CONFLUENCES INTERNATIONALES 4 (2015)
M. Ammar Belhimer

Le « Printemps arabe » a impacté l’Algérie en quatre points :

1. Le développement de l’aversion à la violence conséquemment au lourd tribut payé au cours de la
décennie rouge ;
2. Le relâchement de la discipline budgétaire pour « déligitimer » la revendication sociale ;
3. La contraction des libertés (pour rendre maitrisable la situation) ;
4. L’ajournement des impératifs de sécurité juridique, qui assurent la transition d’une régulation par la
violence à une régulation par les normes et les institutions.

D’un récent sondage effectué par Arab Barometer, qui se propose de répondre à la question : « L’Algérie a-t-elle échappé au «Printemps arabe ?», Michael Robbins tire cinq grands enseignements :

1. Les Algériens soutiennent une amélioration de la situation de leur pays. La lutte contre la corruption
est leur seconde préoccupation après l’amélioration des conditions de vie ;
2. Ils sont majoritaires dans leur appréciation positive de l’action du gouvernement Sellal ;
3. Ils sont plus nombreux à soutenir vivre dans un Etat de droit et de libertés ;
4. Ils sont très peu nombreux à adhérer aux activités des partis politiques ;
5. De plus en plus d’Algériens trouvent plus sage de séparer les sphères religieuse et politique ; ils sont
également plus nombreux à souhaiter, que les leaders religieux n’influent pas sur les élections. Le
fondamentalisme religieux, comme facteur structurant de l’espace public, semble relever du passé.

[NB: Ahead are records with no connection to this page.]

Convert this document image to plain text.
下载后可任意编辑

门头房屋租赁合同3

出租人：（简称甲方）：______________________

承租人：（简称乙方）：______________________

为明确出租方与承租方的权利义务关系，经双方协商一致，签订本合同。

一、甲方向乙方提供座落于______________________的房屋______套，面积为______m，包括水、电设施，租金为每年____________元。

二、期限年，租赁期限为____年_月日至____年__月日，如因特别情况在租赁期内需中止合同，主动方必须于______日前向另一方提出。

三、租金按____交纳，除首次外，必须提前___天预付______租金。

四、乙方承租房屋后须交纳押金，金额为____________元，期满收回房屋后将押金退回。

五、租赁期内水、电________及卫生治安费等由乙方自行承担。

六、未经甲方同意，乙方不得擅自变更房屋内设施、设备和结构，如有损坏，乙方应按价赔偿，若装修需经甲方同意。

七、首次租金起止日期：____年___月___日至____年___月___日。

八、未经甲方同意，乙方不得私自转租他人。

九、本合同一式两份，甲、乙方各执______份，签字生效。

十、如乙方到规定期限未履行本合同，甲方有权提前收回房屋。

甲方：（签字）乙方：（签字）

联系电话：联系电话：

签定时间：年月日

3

L’amélioration de l’indice de satisfaction des Algériens est rapportée à l’élévation de la dépense publique au lendemain du « Printemps arabe » :


  • augmentation de 34% des salaires de la Fonction publique ;

  • accroissement des subventions à la consommation et au logement ;

  • renforcement du dispositif de crédit en faveur des jeunes, etc.

Cet effort de distribution a été entrepris dans un contexte macroéconomique pas trop favorable avec une croissance du PIB d’à peine 3% et un taux de chômage en légère augmentation (11% en 2011, contre 10% en 2010).

Le recours sans cesse croissant à la fiscalité pétrolière pour couvrir la dépense publique, principal moteur de la croissance, est à haut risque. Les revenus générés par la ressource naturelle devraient être investis et non consommés.